Wu first cited the RR experiment months ahead of its publication

Wu first cited the RR experiment months ahead of its publication

The first of many writings by Wu that reference the Rustad-Ruby work was Beta Disintegration, Allowed and Forbidden Decay, published December 1952 in the journal Physica.

Note that is the very month the first results from the RR experiment were submitted for publication. In fact, Wu’s paper was received by the Dutch scientific journal months earlier, on June 9, 1952, soon after Stan had begun his graduate work at Brookhaven.

Already at that early date, Wu would write:

However the latest results on the 6He recoil experiment *) by using well-defined 6He source is strongly in favor of the tensor interaction. Supplementary experiments are being carried out to check any possible scattering effects.

The footnote reads:

R u b y, S. and R u s t a d, B. Private communication (Columbia Univ. or Brookhaven Nat. Lab.).

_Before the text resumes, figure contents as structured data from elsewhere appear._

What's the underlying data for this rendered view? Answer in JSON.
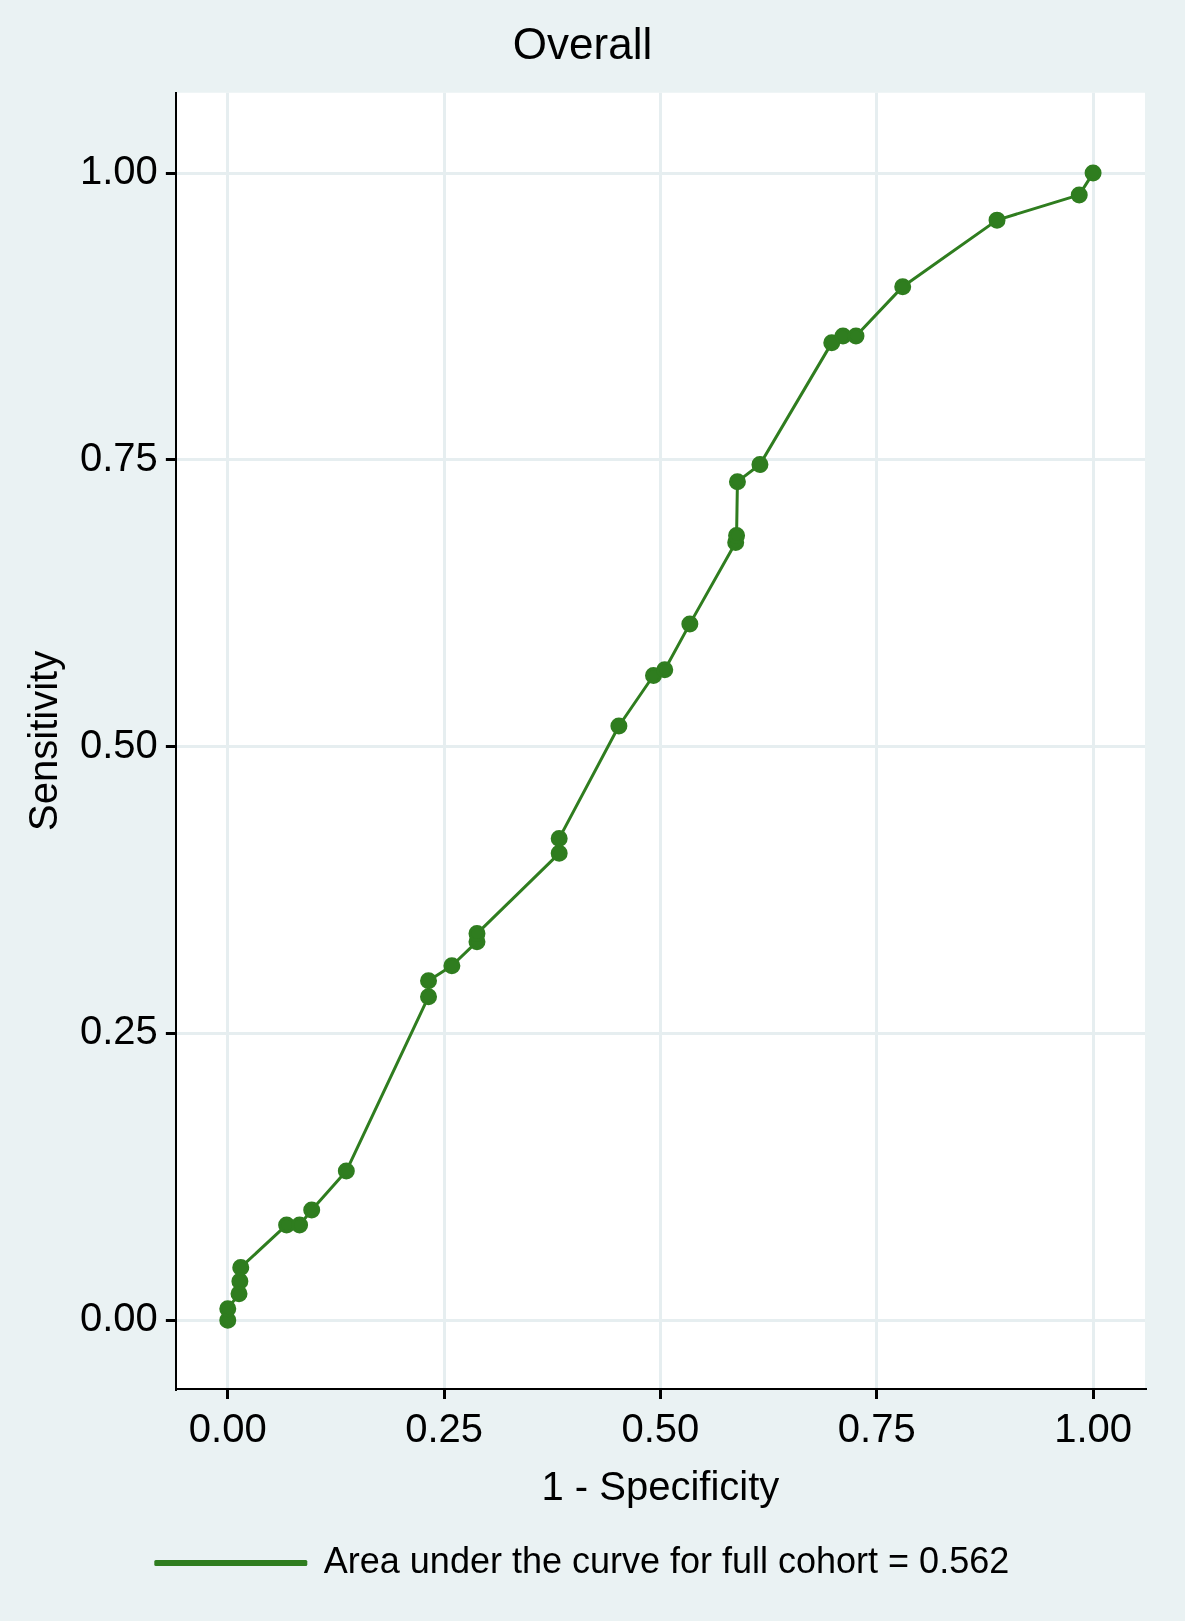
{
  "chart_data": {
    "type": "line",
    "title": "Overall",
    "xlabel": "1 - Specificity",
    "ylabel": "Sensitivity",
    "x": [
      0,
      0,
      0.013,
      0.014,
      0.015,
      0.068,
      0.083,
      0.097,
      0.137,
      0.232,
      0.232,
      0.259,
      0.288,
      0.288,
      0.383,
      0.383,
      0.452,
      0.492,
      0.505,
      0.534,
      0.587,
      0.588,
      0.589,
      0.615,
      0.698,
      0.711,
      0.726,
      0.78,
      0.889,
      0.984,
      1
    ],
    "series": [
      {
        "name": "Area under the curve for full cohort = 0.562",
        "color": "#2f7d1f",
        "values": [
          0,
          0.01,
          0.023,
          0.034,
          0.046,
          0.083,
          0.083,
          0.096,
          0.13,
          0.282,
          0.296,
          0.309,
          0.33,
          0.337,
          0.407,
          0.42,
          0.518,
          0.562,
          0.567,
          0.607,
          0.678,
          0.684,
          0.731,
          0.746,
          0.852,
          0.858,
          0.858,
          0.901,
          0.959,
          0.981,
          1
        ]
      }
    ],
    "xlim": [
      -0.06,
      1.06
    ],
    "ylim": [
      -0.06,
      1.07
    ],
    "xticks": [
      {
        "value": 0,
        "label": "0.00"
      },
      {
        "value": 0.25,
        "label": "0.25"
      },
      {
        "value": 0.5,
        "label": "0.50"
      },
      {
        "value": 0.75,
        "label": "0.75"
      },
      {
        "value": 1,
        "label": "1.00"
      }
    ],
    "yticks": [
      {
        "value": 0,
        "label": "0.00"
      },
      {
        "value": 0.25,
        "label": "0.25"
      },
      {
        "value": 0.5,
        "label": "0.50"
      },
      {
        "value": 0.75,
        "label": "0.75"
      },
      {
        "value": 1,
        "label": "1.00"
      }
    ],
    "grid": true,
    "legend": "bottom",
    "marker": "circle",
    "line_style": "solid"
  }
}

Overall, the paper is a review of the state of play in 1952 regarding the interaction form and coupling constants in beta decay. Among the paper’s seven conclusions is this one.

7. Reliable results from nuclear recoil experiments will help to decide between (S, T), (V, A) or (V, T).

Another Wu-connected paper that cited Rustad-Ruby before publication was The Fermi Term in Beta-Neutrino Correlation by Columbia physicist D. C. Peaslee, which was received for publication by The Physical Review one week before the first RR paper appeared in print. 

Peaslee writes:

Measurements of beta-neutrino correlation on He6 show that G[amow-Teller]=T[ensor]. One now seeks a suitable use for determining the F[ermi] component by beta-neutrino correlation.

He then proceeds to suggest that "the most favorable parent isotope [to determine the F component] appears to be A35.

That turned out to be prophetic because it was correlation experiments with A35 that later provided some of the first evidence that RR could be wrong. 

With these papers, we see Wu's early promotion of the tensor interpretation, as well as the seed of its later reversal. The fact that both papers preceded the publication of the first RR paper is a sign of the coordination of experimental work in Wu's laboratory.